What is your legacy?
Posted August 6, 2016on:
My reflection today comes courtesy of a Wired article, Sad Windows XP Machine Spotted at the Las Vegas Airport.
There are personal legacies and there are organisational legacies.
A question that some of us might dare not ponder is: What is your legacy? This is a difficult question because each of us has to ask if we are making a worthwhile difference.
Large organisations should ponder that question, but not just from an existential perspective. What legacy systems and processes are they leaving behind?
The airport highlighted in the Wired article and most large organisations invest in technology that is costly to buy upfront and to maintain thereafter. Rather than move with the times, administrators opt not to change because the immediate need is to balance a budget.
The cost of not upgrading and changing is hard to calculate because it is a projection. It is hard to measure the cost of what-ifs like security breaches, or the shelf life of supported technologies.
This is why so many sites still have the “best viewed with Microsoft Internet Explorer version X” or why certain organisations only use certain computers with certain configurations. They are content to let the world go by because they have their heads in the sand.

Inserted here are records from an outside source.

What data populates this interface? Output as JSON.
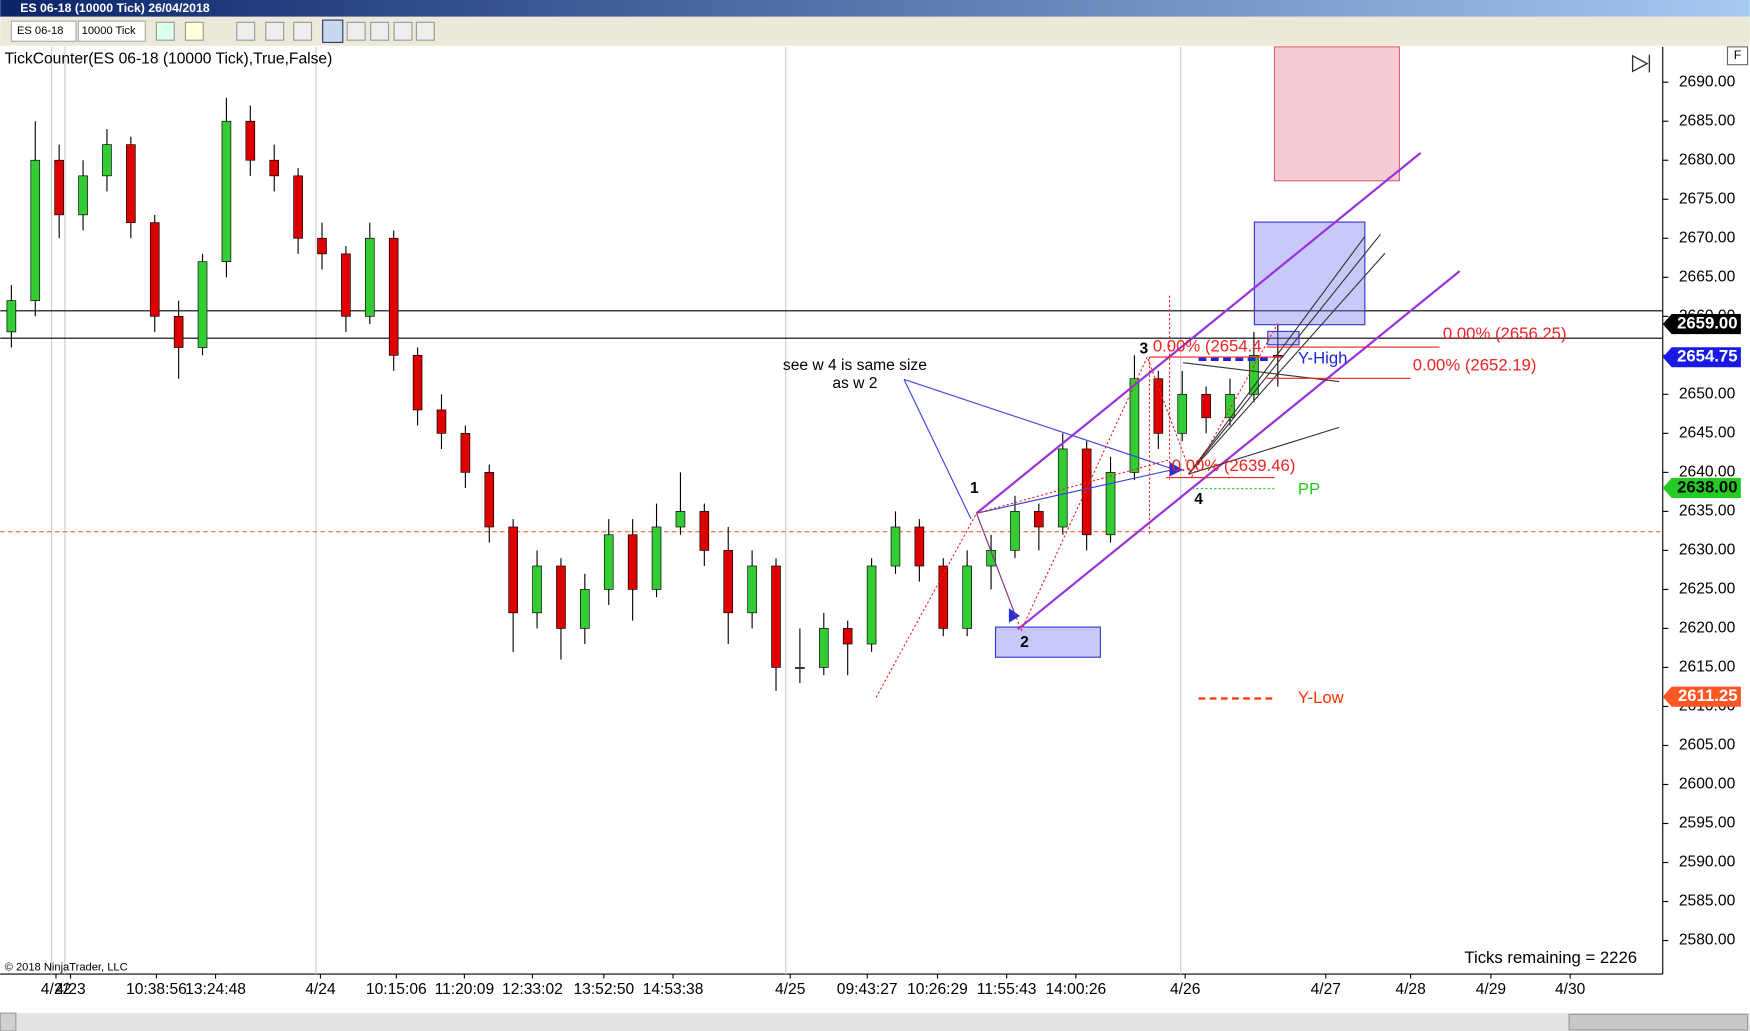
{
  "window": {
    "title": "ES 06-18 (10000 Tick)  26/04/2018",
    "instrument": "ES 06-18",
    "period": "10000 Tick",
    "f_button": "F"
  },
  "chart_data": {
    "type": "candlestick",
    "indicator_label": "TickCounter(ES 06-18 (10000 Tick),True,False)",
    "copyright": "© 2018 NinjaTrader, LLC",
    "ticks_remaining": "Ticks remaining = 2226",
    "ylim": [
      2575.7,
      2694.1
    ],
    "yticks": [
      {
        "value": 2580,
        "label": "2580.00"
      },
      {
        "value": 2585,
        "label": "2585.00"
      },
      {
        "value": 2590,
        "label": "2590.00"
      },
      {
        "value": 2595,
        "label": "2595.00"
      },
      {
        "value": 2600,
        "label": "2600.00"
      },
      {
        "value": 2605,
        "label": "2605.00"
      },
      {
        "value": 2610,
        "label": "2610.00"
      },
      {
        "value": 2615,
        "label": "2615.00"
      },
      {
        "value": 2620,
        "label": "2620.00"
      },
      {
        "value": 2625,
        "label": "2625.00"
      },
      {
        "value": 2630,
        "label": "2630.00"
      },
      {
        "value": 2635,
        "label": "2635.00"
      },
      {
        "value": 2640,
        "label": "2640.00"
      },
      {
        "value": 2645,
        "label": "2645.00"
      },
      {
        "value": 2650,
        "label": "2650.00"
      },
      {
        "value": 2655,
        "label": "2655.00"
      },
      {
        "value": 2660,
        "label": "2660.00"
      },
      {
        "value": 2665,
        "label": "2665.00"
      },
      {
        "value": 2670,
        "label": "2670.00"
      },
      {
        "value": 2675,
        "label": "2675.00"
      },
      {
        "value": 2680,
        "label": "2680.00"
      },
      {
        "value": 2685,
        "label": "2685.00"
      },
      {
        "value": 2690,
        "label": "2690.00"
      }
    ],
    "x_labels": [
      "4/22",
      "4/23",
      "10:38:56",
      "13:24:48",
      "4/24",
      "10:15:06",
      "11:20:09",
      "12:33:02",
      "13:52:50",
      "14:53:38",
      "4/25",
      "09:43:27",
      "10:26:29",
      "11:55:43",
      "14:00:26",
      "4/26",
      "4/27",
      "4/28",
      "4/29",
      "4/30"
    ],
    "up_color": "#33cc33",
    "down_color": "#dd0000",
    "open": [
      2658,
      2662,
      2680,
      2673,
      2678,
      2682,
      2672,
      2660,
      2656,
      2667,
      2685,
      2680,
      2678,
      2670,
      2668,
      2660,
      2670,
      2655,
      2648,
      2645,
      2640,
      2633,
      2622,
      2628,
      2620,
      2625,
      2632,
      2625,
      2633,
      2635,
      2630,
      2622,
      2628,
      2615,
      2615,
      2620,
      2618,
      2628,
      2633,
      2628,
      2620,
      2628,
      2630,
      2635,
      2633,
      2643,
      2632,
      2640,
      2652,
      2645,
      2650,
      2647,
      2650,
      2655
    ],
    "high": [
      2664,
      2685,
      2682,
      2680,
      2684,
      2683,
      2673,
      2662,
      2668,
      2688,
      2687,
      2682,
      2679,
      2672,
      2669,
      2672,
      2671,
      2656,
      2650,
      2646,
      2641,
      2634,
      2630,
      2629,
      2627,
      2634,
      2634,
      2636,
      2640,
      2636,
      2633,
      2630,
      2629,
      2620,
      2622,
      2621,
      2629,
      2635,
      2634,
      2629,
      2630,
      2632,
      2637,
      2636,
      2645,
      2644,
      2642,
      2655,
      2653,
      2653,
      2651,
      2652,
      2658,
      2659
    ],
    "low": [
      2656,
      2660,
      2670,
      2671,
      2676,
      2670,
      2658,
      2652,
      2655,
      2665,
      2678,
      2676,
      2668,
      2666,
      2658,
      2659,
      2653,
      2646,
      2643,
      2638,
      2631,
      2617,
      2620,
      2616,
      2618,
      2623,
      2621,
      2624,
      2632,
      2628,
      2618,
      2620,
      2612,
      2613,
      2614,
      2614,
      2617,
      2627,
      2626,
      2619,
      2619,
      2625,
      2629,
      2630,
      2632,
      2630,
      2631,
      2639,
      2643,
      2644,
      2645,
      2646,
      2649,
      2651
    ],
    "close": [
      2662,
      2680,
      2673,
      2678,
      2682,
      2672,
      2660,
      2656,
      2667,
      2685,
      2680,
      2678,
      2670,
      2668,
      2660,
      2670,
      2655,
      2648,
      2645,
      2640,
      2633,
      2622,
      2628,
      2620,
      2625,
      2632,
      2625,
      2633,
      2635,
      2630,
      2622,
      2628,
      2615,
      2615,
      2620,
      2618,
      2628,
      2633,
      2628,
      2620,
      2628,
      2630,
      2635,
      2633,
      2643,
      2632,
      2640,
      2652,
      2645,
      2650,
      2647,
      2650,
      2655,
      2654.75
    ],
    "hlines": [
      {
        "value": 2660.7,
        "color": "#000000"
      },
      {
        "value": 2657.2,
        "color": "#000000"
      },
      {
        "value": 2632.4,
        "color": "#ff6633"
      }
    ],
    "price_tags": [
      {
        "value": 2659,
        "label": "2659.00",
        "color": "#000000",
        "text_color": "#ffffff"
      },
      {
        "value": 2654.75,
        "label": "2654.75",
        "color": "#1a1ae6",
        "text_color": "#ffffff"
      },
      {
        "value": 2638,
        "label": "2638.00",
        "color": "#22cc22",
        "text_color": "#000000"
      },
      {
        "value": 2611.25,
        "label": "2611.25",
        "color": "#ff5522",
        "text_color": "#ffffff"
      }
    ],
    "annotations": {
      "note_line1": "see w 4 is same size",
      "note_line2": "as w 2",
      "w1": "1",
      "w2": "2",
      "w3": "3",
      "w4": "4",
      "fib_a": "0.00% (2656.25)",
      "fib_b": "0.00% (2652.19)",
      "fib_c": "0.00% (2639.46)",
      "fib_d": "0.00% (2654.4",
      "y_high": "Y-High",
      "y_low": "Y-Low",
      "pp": "PP"
    }
  }
}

The common excuses from IT departments are “security” and “good enough”. I have explained how people hide behind security.
“Good enough” is a top-down view of work. It is an outdated attitude that comprises of: 1) we provide for you, 2) we define your work, and 3) be grateful that we provide and define. Oh, and everything else is not as good or as secure.

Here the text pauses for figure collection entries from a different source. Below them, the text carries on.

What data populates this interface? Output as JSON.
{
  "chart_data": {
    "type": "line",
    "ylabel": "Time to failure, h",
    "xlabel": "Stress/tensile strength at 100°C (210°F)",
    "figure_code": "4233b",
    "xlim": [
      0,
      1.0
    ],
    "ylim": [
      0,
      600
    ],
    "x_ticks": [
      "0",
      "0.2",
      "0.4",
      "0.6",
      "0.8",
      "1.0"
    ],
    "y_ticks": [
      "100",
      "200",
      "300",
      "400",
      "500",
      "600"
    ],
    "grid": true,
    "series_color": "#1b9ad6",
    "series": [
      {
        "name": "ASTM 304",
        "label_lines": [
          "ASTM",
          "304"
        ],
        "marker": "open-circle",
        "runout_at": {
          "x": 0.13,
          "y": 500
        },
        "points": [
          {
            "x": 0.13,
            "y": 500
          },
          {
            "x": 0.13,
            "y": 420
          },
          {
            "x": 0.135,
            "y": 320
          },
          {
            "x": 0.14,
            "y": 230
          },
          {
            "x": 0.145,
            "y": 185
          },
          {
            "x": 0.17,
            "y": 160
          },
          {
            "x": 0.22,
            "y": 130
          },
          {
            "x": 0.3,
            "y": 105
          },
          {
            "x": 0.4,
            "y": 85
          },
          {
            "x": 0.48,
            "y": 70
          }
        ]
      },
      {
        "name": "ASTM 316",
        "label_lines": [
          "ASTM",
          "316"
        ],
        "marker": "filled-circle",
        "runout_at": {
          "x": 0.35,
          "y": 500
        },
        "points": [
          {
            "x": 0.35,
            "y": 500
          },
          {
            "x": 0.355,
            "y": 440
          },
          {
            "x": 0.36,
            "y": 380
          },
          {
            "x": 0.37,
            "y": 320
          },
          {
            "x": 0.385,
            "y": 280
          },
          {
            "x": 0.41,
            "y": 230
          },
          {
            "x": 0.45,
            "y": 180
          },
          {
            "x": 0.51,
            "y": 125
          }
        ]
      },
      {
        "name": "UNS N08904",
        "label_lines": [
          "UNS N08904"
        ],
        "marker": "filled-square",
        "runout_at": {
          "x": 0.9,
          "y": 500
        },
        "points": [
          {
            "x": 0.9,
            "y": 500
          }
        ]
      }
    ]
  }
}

We provide? How about BYOD like personal laptops, slates, and phones?
We define your work? Can you place such limits in modern work environments?
Be grateful. We are, but we also expect you to be reasonable and current, not stubborn and backward.
Nothing is totally secure, not as long as you let people in. If you think about it, any work is a socio-technical system. We use the tools of language and technology to enable work. The tools might be buggy. The people definitely are.
Administrators and IT departments focus on developing hardware. If you want to be a good leader, focus on nurturing humanware. That is a legacy that perpetuates itself. You can entrench it in fear and close-mindedness, or you can open and empower it.